Bir ülke yanarken, gerçekte yanan bir ülkeden daha fazlası oluyor.
Suriye’deki yangına petrol kuyularını bağlayarak Suriye halkının daha fazla ölümüne sebep olan Katar ve Suudi Arabistan, petrodolarlarının küçük bir kısmıyla pekâlâ milyonlarca göçmenin insanca barınabileceği göçmen kampları kurabilecekken veya Suriyeli göçmenlere maddi destek sağlayabilecekken parmaklarını kıpırdatmıyorlar.
Göçmen madalyonunun diğer yüzü ise, neden Müslüman göçmenler Müslüman ülkelere değil de, batılı Hıristiyan ülkelere gidiyorlar?
Hani huzur İslam’daydı?
Hayat, yalanı ve hamaseti işte böyle tarumar eder!
Batılı ülkelerin kapısını zorlayan göçmenler tam olmasa da büyük ölçüde ekmeğe, işe, aşa, güvenli, huzurlu ve özgür bir yaşama bu ülkelerde sahip olacaklarını biliyorlar.
Biliyorlar bilmesine de, hem Batı’ya sığınıyorlar hem de Batı’ya (eleştirel bakış ayrı) küfrediyorlar. İşte bu çifte standartlılık (ahlaki anlamda riyakârlık) zihniyetin siyasal dincilik tarafından bir bataklığa dönüşümünü gösteriyor.
İslam coğrafyası, kan ve gözyaşının en çok aktığı yerler. Huzursuzluğun, mutsuzluğun, korkunun, güvensizliğin ve açlığın coğrafyasının İslam devletlerinin bulunduğu yerlerde olması bir rastlantı mı?
Hayır!
Acı olan şudur ki, İslam dünyasının entelektüelleri/aydınları bu durumu temel bir sorun olarak görmüyorlar veya bu soruna doğrudan cevap aramıyorlar. En iyi verdikleri cevap, İslam dünyasını bugünkü hale sokan Batı sömürgeciliğidir, Haçlı Seferleridir vs. diyerek suçu başkasında arıyorlar. Evindeki pisliği halının altına süpürerek gizlemek evde daha büyük pisliğe yol açıyor ki, İslam dünyasının hali tam da budur.
Bu zulmün kaynağı iktidarlar ve onların siyasal İslamcı ideolojileridir!

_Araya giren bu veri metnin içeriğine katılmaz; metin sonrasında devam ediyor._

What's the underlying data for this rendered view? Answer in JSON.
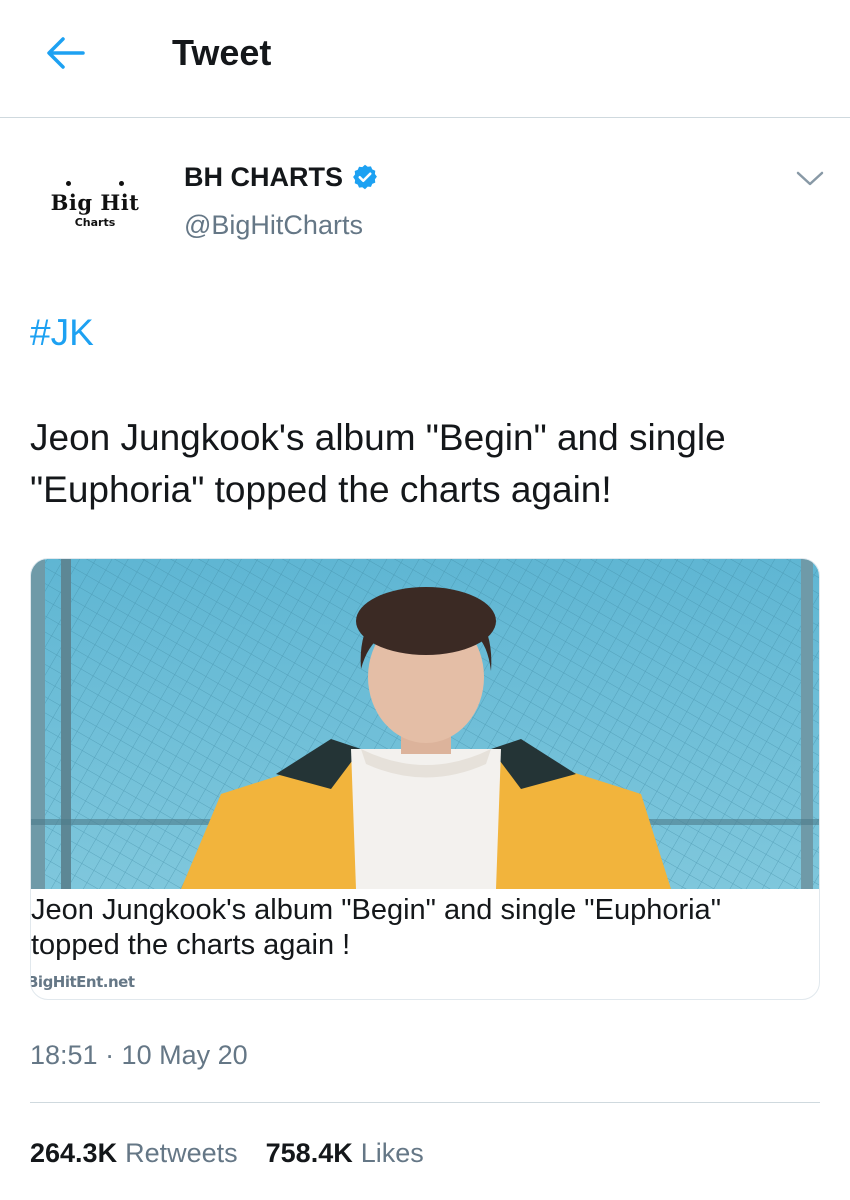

En büyük riyakârlar Esad’a diktatör deyip de Suud, Katar, Kuveyt gibi krallıkların kuyrukçuluğunu yapanlardır. Dolara tapanlar, İslamcı kılıfların altında gemilerini yürütüyorlar! Böyle bir İslam dünyasından huzur beklemek, Godo’yu beklemekten daha umutsuz bir durumdur!
İslam’ı beşeri siyasetin aracı yapanlar, göçmenlerin neden İslam ülkelerine değil de, batılı Hıristiyan ülkelere gittiklerinin cevabını vermekle mükelleftirler. Bu Müslümanları ‘gâvur’ ellere muhtaç edenler kimlerdir?
İslam dinini beşeri hayatın bir manivelası gibi kullanan iktidarlar, bu dini, kendi inanlarını birbirine düşmanlaştıran, çatıştıran bir anlayışa dönüştürdüler. Müslümanların zihin dünyası çölleşmeye devam ediyor.